I must also mention a BBC television project from 2005. They took 50 volunteers from Slough, a boring English town that was the setting for the comedy series “The Office”. A group of 6 “happiness experts” set out over 3 months to make these volunteers happier. And basically they succeeded. They concluded there were ten steps to happiness:-
Plant something and nurture it
Count your blessings – at least five – at the end of each day
Take time to talk – have an hour-long conversation with a loved one each week
Phone a friend whom you have not spoken to for a while and arrange to meet up
Give yourself a treat every day and take the time to really enjoy it
Have a good laugh at least once a day
Get physical – exercise for half an hour three times a week
Smile at and/or say hello to a stranger at least once each day
Cut your TV viewing by half
Spread some kindness – do a good turn for someone every day
Nothing remarkable or difficult in that list. The hardest bit is to start changing your current habits and try something new. Now, onto Alex’s questions:-
1. How do you define happiness?
Viktor Frankl, in Man’s Search for Meaning says:-
“Don’t aim at success – the more you aim at it and make it a target, the more you are going to miss it. For success, like happiness cannot be pursued; it must ensue as the unintended side effect of one’s personal dedication to a courses greater than oneself.”
I think the more you try to define or pin down happiness, the further away you get from actually having it.
“Its by being fully involved with every detail of our lives, whether good or bad, that we find happiness, not by trying to look for it directly.”
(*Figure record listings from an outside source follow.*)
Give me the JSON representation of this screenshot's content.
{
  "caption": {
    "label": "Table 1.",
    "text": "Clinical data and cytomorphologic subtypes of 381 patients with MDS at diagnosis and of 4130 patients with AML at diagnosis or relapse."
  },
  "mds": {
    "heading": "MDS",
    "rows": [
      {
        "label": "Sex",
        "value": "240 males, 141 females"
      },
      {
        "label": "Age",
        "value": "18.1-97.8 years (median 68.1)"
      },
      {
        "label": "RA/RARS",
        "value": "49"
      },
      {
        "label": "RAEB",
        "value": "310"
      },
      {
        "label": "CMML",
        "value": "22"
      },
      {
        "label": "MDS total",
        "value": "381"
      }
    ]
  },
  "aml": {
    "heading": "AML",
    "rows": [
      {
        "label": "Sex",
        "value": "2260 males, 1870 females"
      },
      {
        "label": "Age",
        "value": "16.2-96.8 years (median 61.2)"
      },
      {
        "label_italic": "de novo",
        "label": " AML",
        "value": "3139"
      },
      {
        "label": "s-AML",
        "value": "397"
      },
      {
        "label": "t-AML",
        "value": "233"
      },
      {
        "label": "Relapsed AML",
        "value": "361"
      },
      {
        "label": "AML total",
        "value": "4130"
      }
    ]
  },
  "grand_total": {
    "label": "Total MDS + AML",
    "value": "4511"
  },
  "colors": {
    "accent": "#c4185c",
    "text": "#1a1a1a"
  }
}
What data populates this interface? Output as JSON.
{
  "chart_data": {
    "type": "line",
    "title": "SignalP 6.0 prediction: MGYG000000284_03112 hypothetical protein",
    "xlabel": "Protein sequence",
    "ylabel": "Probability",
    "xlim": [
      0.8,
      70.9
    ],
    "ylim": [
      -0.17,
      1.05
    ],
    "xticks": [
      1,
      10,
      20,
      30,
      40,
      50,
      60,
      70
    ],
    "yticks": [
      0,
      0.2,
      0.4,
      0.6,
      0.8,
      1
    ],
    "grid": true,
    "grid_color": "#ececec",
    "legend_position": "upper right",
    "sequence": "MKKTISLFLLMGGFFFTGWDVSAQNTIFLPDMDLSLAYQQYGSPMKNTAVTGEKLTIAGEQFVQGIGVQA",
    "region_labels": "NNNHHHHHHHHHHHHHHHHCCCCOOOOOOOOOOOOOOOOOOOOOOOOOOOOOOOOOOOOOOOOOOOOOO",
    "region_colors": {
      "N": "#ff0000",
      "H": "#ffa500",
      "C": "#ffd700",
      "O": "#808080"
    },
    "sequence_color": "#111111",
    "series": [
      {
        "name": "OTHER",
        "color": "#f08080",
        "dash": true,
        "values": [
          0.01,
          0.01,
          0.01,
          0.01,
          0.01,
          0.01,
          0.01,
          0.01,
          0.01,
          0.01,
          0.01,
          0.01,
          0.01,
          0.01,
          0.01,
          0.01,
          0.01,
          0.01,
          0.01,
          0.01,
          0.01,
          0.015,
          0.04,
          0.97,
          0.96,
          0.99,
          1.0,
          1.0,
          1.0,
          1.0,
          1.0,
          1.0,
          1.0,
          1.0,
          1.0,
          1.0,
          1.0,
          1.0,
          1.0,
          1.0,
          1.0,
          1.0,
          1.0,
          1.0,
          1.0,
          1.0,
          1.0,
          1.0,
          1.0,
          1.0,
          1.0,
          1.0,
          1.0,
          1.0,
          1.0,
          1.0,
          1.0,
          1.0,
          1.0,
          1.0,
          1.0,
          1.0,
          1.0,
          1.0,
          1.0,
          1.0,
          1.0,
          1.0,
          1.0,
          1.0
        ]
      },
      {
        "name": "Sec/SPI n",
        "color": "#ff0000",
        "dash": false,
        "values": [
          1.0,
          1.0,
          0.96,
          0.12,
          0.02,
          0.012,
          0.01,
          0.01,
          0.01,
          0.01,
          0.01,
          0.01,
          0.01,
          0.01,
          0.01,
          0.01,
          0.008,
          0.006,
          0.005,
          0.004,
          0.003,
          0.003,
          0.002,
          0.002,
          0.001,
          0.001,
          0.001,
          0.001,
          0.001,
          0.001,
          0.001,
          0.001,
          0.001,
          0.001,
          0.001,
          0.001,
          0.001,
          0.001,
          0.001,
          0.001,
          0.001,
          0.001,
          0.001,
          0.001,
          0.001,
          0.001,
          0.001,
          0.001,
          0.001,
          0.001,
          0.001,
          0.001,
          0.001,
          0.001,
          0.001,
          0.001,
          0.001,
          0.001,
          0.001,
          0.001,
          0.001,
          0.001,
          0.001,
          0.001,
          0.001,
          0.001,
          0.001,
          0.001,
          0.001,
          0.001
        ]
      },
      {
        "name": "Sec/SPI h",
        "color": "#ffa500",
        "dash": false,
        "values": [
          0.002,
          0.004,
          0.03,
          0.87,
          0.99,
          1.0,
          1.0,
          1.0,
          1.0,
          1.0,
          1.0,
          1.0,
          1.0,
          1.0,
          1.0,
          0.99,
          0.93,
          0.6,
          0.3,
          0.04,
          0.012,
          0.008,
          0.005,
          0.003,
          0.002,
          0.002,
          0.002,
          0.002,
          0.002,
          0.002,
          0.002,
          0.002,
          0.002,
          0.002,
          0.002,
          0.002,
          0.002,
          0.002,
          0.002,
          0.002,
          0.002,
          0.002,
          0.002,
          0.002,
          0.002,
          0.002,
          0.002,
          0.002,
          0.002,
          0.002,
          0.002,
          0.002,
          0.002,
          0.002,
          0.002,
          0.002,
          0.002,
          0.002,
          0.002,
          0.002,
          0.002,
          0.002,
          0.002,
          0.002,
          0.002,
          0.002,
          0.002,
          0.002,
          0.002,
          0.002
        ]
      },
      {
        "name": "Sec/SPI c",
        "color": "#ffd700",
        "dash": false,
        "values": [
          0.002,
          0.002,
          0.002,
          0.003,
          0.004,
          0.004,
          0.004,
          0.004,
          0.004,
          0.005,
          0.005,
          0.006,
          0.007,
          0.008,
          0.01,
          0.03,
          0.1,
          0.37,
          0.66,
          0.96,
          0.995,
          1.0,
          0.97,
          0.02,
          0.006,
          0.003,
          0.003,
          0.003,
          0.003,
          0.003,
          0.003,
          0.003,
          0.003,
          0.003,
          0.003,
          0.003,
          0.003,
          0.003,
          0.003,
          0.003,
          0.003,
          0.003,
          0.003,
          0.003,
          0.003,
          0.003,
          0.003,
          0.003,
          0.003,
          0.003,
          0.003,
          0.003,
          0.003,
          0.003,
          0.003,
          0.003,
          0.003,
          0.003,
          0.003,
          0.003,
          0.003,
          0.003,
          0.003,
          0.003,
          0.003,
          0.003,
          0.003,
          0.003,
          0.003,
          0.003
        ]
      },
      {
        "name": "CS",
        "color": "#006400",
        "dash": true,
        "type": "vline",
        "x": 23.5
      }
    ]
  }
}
Mihlay Csikszentmihalyi in Flow
2. On a scale of 1-10, how would you rate your happiness now, versus when you were a child?
I have such limited memory of being a child, I cannot compare.
3. What do you do on a daily basis that brings you happiness? (and how consistent is the feeling of happiness throughout your day)
I do the exercise above – I reflect and remind myself each day on what is good about my life. But I don’t reflect on whether I am happy or not!
Negative thinking. Like everyone else, I can allow negative thoughts to creep in. I have posted quite often about positive thinking and techniques for challenging negative thoughts. I do practice what I preach, but like everyone I have a lifetime of habits to contend with.
5. What do you plan on doing in the future that will bring you even more happiness?
When I finish writing this I’m about to go for a walk along the beach with my wife, and tonight we’re going to a charity quiz night with friends. I will also phone my sister, as it was her “12th” birthday yesterday, I’m also going to phone my friend Mandy. Tomorrow its Mothers day in the UK and we’re having both of our mothers over for a meal. I plan to finish off some painting in the kitchen first.
Along the way I will do lots of other little things that I’m sure will make me happy – if I don’t think about it!